The trigger for the massive interest and the humongous invasion of devotees is also being attributed to the reach of social media. “Even two months before the event, social media was abuzz. Its unique history also urged devotees to decide to visit the temple. At least 200 of my friends settled abroad called me to make travel arrangements for them,” says Venkatakrishnan. True, other than devotees from Tamil Nadu, thousands travelled from Andhra Pradesh, Telangana and Karnataka by chartered buses to catch a glimpse of the ‘forty-year god.’
The great pull was, of course, in the belief that this was once-in-a-lifetime event: with just a 48-day window once in 40 years, it could not be missed, much like the sighting of Halley’s comet. For, not everyone could count on being so fortunate as Varadhachar Bhattar. The 92-year-old retired headmaster is probably the only person to have witnessed three editions of Aththi Varadhar. “My memory of the first event is vague; I was just twelve. But the 1979 event is still etched clearly. We could simply walk in and out of the temple. A few hundred people would come by trains, buses and bullock carts. It was more like a village festival, nothing like this. Travel has become easier, which is the reason behind these crowds,” he reasons.
The event was also a signifier of Tamil Nadu’s socio-religious leanings, and its separation from the electorate’s political convictions. Three months after Tamil Nadu rejected Hindutva politics, the feverish response to the Kanchipuram festival silenced once more the otherwise loud rationalists of the state. Many were embarrassed, too, after two women from late DMK (the Dravidian party is avowedly atheistic) leader Karunanidhi’s family—wife Rajathi Ammal and daughter-in-law Durga Stalin—turned up in Kanchipuram. “After Karunanidhi’s demise, the anti-god, anti-Hindu stand of the DMK stands diluted,” admits a former DMK minister, after a darshan at Kanchipuram.
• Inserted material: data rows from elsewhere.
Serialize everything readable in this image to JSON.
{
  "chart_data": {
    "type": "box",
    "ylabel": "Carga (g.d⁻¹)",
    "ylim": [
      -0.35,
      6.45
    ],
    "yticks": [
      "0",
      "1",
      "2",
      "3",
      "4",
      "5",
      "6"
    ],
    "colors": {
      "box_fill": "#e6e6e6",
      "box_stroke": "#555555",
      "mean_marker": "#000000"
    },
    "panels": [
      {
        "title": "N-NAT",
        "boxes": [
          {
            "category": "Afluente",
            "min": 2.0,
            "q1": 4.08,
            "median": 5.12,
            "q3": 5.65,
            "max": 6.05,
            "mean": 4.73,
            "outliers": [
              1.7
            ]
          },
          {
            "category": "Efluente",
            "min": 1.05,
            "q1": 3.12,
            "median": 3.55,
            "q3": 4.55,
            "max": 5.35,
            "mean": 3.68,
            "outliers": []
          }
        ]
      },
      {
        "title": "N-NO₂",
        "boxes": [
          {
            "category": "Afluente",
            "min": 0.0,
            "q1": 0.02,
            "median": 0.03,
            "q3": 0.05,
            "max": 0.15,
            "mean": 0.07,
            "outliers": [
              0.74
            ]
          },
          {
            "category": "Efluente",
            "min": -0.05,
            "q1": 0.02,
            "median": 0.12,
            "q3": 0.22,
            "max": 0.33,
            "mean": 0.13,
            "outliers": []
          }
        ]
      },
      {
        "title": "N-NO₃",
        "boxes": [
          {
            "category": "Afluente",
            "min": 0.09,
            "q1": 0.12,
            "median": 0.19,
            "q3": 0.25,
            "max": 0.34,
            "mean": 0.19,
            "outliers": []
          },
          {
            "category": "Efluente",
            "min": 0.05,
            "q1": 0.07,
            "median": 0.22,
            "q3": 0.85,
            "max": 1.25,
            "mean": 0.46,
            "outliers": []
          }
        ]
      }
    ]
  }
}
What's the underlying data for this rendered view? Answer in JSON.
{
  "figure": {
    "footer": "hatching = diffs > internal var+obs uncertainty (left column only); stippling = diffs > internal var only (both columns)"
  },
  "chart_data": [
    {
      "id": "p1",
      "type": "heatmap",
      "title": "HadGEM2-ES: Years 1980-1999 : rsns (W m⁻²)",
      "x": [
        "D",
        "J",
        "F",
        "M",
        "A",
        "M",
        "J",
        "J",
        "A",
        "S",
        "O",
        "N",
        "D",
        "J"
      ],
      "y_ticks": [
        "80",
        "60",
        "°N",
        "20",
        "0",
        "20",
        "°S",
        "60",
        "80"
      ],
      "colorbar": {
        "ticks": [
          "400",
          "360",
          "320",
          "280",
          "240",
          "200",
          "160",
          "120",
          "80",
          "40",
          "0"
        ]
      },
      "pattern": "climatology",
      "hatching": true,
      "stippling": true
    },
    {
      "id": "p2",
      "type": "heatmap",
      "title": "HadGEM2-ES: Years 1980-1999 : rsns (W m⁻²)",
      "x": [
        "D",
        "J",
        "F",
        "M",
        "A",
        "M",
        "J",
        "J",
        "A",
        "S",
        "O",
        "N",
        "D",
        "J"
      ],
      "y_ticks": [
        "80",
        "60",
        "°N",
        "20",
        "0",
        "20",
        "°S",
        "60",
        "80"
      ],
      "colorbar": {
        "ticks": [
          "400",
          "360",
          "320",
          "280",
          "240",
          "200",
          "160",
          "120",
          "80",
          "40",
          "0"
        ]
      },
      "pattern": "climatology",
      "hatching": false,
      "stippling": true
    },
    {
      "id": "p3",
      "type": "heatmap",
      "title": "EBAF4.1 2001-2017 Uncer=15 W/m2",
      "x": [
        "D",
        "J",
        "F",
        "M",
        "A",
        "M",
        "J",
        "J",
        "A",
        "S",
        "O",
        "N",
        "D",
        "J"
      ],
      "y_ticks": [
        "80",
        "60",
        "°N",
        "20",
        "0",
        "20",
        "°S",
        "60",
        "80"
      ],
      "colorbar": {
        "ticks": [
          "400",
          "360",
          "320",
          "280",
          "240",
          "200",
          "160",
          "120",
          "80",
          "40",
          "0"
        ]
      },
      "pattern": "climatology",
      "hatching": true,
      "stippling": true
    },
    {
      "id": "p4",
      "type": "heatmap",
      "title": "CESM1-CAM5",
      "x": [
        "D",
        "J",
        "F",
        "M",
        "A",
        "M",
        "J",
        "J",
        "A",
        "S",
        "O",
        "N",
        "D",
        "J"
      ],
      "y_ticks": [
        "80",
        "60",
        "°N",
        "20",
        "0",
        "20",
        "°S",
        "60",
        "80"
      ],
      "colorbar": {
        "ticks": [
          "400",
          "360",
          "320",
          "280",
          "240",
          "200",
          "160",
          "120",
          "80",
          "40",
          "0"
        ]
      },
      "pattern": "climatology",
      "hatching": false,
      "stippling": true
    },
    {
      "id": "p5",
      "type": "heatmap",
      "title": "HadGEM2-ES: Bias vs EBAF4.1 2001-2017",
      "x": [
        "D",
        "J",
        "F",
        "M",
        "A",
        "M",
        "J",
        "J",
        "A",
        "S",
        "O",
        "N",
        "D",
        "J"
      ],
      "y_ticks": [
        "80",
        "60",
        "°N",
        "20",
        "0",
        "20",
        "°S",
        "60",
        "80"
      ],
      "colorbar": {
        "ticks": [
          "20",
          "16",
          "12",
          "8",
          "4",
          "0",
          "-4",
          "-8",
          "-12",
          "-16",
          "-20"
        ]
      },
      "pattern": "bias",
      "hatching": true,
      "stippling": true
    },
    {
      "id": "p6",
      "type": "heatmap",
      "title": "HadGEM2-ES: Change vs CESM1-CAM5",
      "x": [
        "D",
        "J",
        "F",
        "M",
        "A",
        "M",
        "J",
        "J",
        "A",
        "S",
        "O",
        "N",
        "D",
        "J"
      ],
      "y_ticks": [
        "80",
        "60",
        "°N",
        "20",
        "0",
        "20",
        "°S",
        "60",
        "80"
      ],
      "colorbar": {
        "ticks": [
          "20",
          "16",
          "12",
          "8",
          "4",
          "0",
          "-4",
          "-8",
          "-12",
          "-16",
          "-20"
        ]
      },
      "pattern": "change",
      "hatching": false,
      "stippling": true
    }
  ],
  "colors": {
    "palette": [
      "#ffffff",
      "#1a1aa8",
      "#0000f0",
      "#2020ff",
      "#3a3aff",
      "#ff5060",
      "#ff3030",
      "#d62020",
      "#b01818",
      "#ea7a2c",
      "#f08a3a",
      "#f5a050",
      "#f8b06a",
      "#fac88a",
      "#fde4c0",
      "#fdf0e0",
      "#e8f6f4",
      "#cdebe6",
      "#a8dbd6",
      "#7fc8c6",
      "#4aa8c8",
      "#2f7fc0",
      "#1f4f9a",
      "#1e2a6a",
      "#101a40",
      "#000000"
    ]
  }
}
With his ability to attract even non-believers, the demand for retaining Athithi Varadhar permanently only grew louder. “To attract so many devotees in such a short span of time, the deity must be endowed with enormous powers. We should not send him back into the tank and Instead keep him here to be worshipped by lakhs of others who have not been so fortunate. This could become another Tirupathi,” argues Krishna Premi, a noted Vaishnaviite preacher. Though he found support from a couple of ‘jeeyars’ (Vaishnavite head priests), the overwhelming view was that the tradition of many centuries should not be broken.
“If Aththi Varadhar remained outside he would become another idol in the temple where the main deity—Varadaraja Swamy—is the centre of all prayers and devotion. People would quickly lose interest in him, which has been kindled only by his rare appearance once in four decades. We should maintain that mystery for the next generation,” counters Venkatakrishnan.